Il y avait de quoi. Sasuke avait l'impression de ne plus sentir certaines parties de son corps, et ce n'était pas lié au bain brûlant. Il ne percevait pas davantage son système d'irrigation de chakra, mais il était trop épuisé pour que ce constat le fasse paniquer.

« Naruto. »

Il lui en coûta d'extirper son camarade de sa transe. Il ne se sentait pas prêt à sortir de là, ni à faire le moindre mouvement supplémentaire. Rien que remonter les marches qui les avaient amenés dans l'eau allait lui demander un effort surhumain.

« Faut qu'on examine cette porte. »

Le blond leva les yeux. Il adopta une expression étonnée, comme si cette étape ne lui avait pas encore effleuré l'esprit – ce qui était sans doute le cas.

« OK. »

Le corps gras et musclé jaillit du bain avec une énergie, une dextérité et une esthétique que Sasuke lui envia. Il l'observa se déplier sur l'escalier à mesure qu'il y grimpait, parfaitement stable, puis il se retourna afin de l'imiter.

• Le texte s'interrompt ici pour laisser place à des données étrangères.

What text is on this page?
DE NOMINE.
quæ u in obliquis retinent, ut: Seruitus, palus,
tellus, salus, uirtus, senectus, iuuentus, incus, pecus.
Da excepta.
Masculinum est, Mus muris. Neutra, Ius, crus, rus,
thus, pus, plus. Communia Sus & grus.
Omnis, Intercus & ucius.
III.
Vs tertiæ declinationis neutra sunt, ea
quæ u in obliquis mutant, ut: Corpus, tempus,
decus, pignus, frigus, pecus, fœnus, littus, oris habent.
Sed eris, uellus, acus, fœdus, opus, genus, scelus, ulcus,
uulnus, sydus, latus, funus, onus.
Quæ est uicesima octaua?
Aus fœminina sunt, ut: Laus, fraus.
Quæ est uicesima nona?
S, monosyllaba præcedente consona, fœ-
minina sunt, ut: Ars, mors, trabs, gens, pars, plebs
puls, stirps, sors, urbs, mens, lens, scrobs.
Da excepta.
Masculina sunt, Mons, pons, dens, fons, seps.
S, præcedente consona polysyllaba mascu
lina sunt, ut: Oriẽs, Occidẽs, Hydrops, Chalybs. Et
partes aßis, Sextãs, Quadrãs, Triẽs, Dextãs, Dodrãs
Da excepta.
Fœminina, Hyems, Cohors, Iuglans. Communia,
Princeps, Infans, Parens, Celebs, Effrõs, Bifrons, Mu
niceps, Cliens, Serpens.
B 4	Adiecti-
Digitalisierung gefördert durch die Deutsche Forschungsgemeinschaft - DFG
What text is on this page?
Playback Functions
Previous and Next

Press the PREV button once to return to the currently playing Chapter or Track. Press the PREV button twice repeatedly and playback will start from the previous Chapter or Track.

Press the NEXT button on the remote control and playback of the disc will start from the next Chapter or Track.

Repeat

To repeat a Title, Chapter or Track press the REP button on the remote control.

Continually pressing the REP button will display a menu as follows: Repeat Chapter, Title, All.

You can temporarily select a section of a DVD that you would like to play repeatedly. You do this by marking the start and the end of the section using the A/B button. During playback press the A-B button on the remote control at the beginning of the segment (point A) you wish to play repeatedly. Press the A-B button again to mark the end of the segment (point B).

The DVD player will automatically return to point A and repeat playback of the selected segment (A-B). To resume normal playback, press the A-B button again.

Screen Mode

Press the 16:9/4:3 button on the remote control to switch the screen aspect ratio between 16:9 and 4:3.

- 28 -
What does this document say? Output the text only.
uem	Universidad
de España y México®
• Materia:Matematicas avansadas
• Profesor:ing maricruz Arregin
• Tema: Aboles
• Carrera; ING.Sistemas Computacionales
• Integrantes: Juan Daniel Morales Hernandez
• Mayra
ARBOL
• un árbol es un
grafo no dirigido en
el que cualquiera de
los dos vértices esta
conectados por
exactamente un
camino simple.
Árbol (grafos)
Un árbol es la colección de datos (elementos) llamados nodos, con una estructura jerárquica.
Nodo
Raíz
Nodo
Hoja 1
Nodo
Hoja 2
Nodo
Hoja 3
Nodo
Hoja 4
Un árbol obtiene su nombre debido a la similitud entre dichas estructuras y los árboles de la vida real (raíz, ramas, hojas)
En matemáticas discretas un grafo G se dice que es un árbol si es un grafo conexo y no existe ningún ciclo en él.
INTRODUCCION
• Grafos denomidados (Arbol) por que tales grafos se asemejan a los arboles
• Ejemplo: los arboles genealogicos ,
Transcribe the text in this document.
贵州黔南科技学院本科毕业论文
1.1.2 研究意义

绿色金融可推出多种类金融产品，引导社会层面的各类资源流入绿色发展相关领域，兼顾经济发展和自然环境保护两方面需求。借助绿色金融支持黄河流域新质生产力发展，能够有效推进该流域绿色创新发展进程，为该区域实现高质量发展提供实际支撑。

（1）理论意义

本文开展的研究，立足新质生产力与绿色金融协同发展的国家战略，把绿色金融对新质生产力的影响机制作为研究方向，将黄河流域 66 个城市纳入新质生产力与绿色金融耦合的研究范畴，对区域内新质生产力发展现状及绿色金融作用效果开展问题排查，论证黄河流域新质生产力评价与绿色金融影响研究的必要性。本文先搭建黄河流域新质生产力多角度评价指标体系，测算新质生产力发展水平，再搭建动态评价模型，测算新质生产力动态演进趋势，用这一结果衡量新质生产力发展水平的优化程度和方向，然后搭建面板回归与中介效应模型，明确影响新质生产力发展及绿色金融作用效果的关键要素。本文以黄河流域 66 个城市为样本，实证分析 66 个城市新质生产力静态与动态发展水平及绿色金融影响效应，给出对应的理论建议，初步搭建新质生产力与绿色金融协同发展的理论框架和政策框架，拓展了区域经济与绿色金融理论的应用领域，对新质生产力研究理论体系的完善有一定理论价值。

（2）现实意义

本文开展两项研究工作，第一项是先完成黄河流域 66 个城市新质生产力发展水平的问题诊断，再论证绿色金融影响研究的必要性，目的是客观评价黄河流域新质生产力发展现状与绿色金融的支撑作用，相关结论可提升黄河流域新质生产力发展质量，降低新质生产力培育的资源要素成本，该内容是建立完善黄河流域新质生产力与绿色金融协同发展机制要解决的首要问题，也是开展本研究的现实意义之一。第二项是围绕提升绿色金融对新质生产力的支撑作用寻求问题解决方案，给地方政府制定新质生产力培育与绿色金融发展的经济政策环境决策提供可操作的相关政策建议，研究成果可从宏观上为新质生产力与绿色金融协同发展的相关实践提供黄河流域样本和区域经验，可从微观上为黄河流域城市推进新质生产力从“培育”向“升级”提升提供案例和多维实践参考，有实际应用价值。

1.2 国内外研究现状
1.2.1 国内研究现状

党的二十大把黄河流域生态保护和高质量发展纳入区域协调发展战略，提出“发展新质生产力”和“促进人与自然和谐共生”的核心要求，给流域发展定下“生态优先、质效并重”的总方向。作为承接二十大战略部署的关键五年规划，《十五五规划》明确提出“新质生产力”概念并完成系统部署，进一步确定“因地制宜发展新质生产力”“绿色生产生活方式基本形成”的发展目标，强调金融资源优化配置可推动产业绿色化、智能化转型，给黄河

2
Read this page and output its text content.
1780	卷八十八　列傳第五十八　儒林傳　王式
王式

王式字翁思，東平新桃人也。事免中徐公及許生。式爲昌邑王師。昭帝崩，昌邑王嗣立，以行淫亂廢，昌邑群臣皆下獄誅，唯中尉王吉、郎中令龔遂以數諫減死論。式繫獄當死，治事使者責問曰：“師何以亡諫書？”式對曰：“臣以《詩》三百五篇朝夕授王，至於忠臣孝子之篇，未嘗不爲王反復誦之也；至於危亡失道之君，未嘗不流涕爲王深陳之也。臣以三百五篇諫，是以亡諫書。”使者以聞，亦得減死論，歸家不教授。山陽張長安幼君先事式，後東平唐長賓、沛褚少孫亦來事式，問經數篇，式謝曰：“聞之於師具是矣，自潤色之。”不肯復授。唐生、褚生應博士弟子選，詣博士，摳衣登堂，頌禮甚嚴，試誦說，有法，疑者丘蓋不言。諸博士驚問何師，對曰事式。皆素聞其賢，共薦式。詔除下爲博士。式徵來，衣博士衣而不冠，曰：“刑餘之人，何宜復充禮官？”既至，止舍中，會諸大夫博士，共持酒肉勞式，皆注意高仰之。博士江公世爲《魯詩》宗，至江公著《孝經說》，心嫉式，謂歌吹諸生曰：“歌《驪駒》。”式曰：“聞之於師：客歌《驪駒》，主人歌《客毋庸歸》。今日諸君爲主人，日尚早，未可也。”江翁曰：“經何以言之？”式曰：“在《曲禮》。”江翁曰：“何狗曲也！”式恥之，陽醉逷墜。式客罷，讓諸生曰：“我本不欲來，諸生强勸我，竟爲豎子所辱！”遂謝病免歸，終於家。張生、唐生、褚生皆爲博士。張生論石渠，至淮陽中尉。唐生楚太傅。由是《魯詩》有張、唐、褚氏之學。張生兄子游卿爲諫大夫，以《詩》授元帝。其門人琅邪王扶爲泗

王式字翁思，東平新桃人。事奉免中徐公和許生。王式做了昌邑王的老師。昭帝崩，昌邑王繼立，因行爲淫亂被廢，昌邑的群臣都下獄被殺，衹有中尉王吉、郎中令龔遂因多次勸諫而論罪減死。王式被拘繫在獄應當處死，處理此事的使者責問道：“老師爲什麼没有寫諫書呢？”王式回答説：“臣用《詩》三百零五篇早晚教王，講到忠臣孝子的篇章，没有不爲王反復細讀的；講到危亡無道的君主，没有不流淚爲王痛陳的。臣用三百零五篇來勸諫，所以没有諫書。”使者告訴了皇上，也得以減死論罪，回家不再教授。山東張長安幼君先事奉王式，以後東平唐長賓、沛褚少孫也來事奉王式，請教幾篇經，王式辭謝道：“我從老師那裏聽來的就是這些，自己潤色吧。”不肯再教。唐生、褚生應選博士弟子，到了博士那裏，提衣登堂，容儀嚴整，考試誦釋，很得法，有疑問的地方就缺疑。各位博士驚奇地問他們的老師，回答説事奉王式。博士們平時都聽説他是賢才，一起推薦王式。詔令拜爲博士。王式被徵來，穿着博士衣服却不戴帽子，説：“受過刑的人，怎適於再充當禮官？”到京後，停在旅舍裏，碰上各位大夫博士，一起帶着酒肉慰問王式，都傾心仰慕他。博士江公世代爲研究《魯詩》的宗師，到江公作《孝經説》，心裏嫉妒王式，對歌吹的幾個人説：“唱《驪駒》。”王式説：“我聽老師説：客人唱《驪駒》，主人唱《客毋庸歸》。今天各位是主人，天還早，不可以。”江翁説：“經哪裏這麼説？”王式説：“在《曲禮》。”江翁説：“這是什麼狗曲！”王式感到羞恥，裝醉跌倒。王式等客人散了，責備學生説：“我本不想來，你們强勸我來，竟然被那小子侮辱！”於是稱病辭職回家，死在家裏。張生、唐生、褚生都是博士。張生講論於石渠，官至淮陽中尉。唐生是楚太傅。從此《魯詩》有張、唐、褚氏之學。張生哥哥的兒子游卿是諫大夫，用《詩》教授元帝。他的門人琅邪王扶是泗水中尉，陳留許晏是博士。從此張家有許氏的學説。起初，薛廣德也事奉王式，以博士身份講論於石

Il savait que sa méthode serait moins glorieuse, mais il ne s'attendait pas à ce que son bras se dérobe sous lui dès la première tentative de résistance. Il s'écroula contre les marches dans un splash indigne, cacha son embarras derrière ses mèches de cheveux, et se souleva sur son coude comme s'il s'agissait de son intention première.

Un bruit plus mesuré fit écho à sa chute, puis un autre et, lorsqu'il releva la tête, deux chevilles aux mollets saillants, constellées de poils blonds presque invisibles, étaient campées devant lui.

« Tu veux bien que je t'aide ? »

La question était délicate. Naruto savait que Sasuke ne demandait jamais d'aide. Qu'il revendiquait ne pas en nécessiter. Pourtant, ils étaient tous deux conscients qu'il avait ses limites et qu'il venait de les atteindre. Aussi le blond avait-il dû consacrer un moment à formuler sa proposition, afin que Sasuke ait le choix. Afin qu'il n'ait aucune chance de pouvoir répondre : « J'ai pas besoin de toi. »

Sasuke, à cet instant, préféra imaginer ce que cela aurait pu donner de se redresser sans le soutien de son amant. Remonter lentement pour admirer les genoux, les cuisses épaisses, puis l'entrejambe qu'il aurait sans doute effleuré ou léché au passage. Merde. Pourquoi avait-il l'impression que son seul membre encore opérationnel était, contre toute attente et toute logique, sa bite ? Pourquoi ne pouvait-on pas se soulever rien qu'avec cette partie de l'anatomie ? Pourquoi ne pouvait-on pas convertir son excitation sexuelle en chakra ? Il en aurait à revendre jusqu'à la fin des temps.

« OK. »

Il avait fait cette concession par frustration, certes, mais un coin de son esprit lui soufflait qu'il se sentait désormais capable d'accepter le soutien de Naruto sans en prendre ombrage. Il se savait entier. Il savait que Naruto ne le rabaisserait pas. Et, enfin, encore plus profondément en lui, il prenait conscience qu'il avait envie d'accueillir cette aide. Qu'il commençait à la désirer autant que tout le reste de la personne que constituait le blond. Naruto était si fiable… Il était… Il devait être si facile et si confortable de se laisser aller dans ce cocon de puissance et de ne plus penser à rien…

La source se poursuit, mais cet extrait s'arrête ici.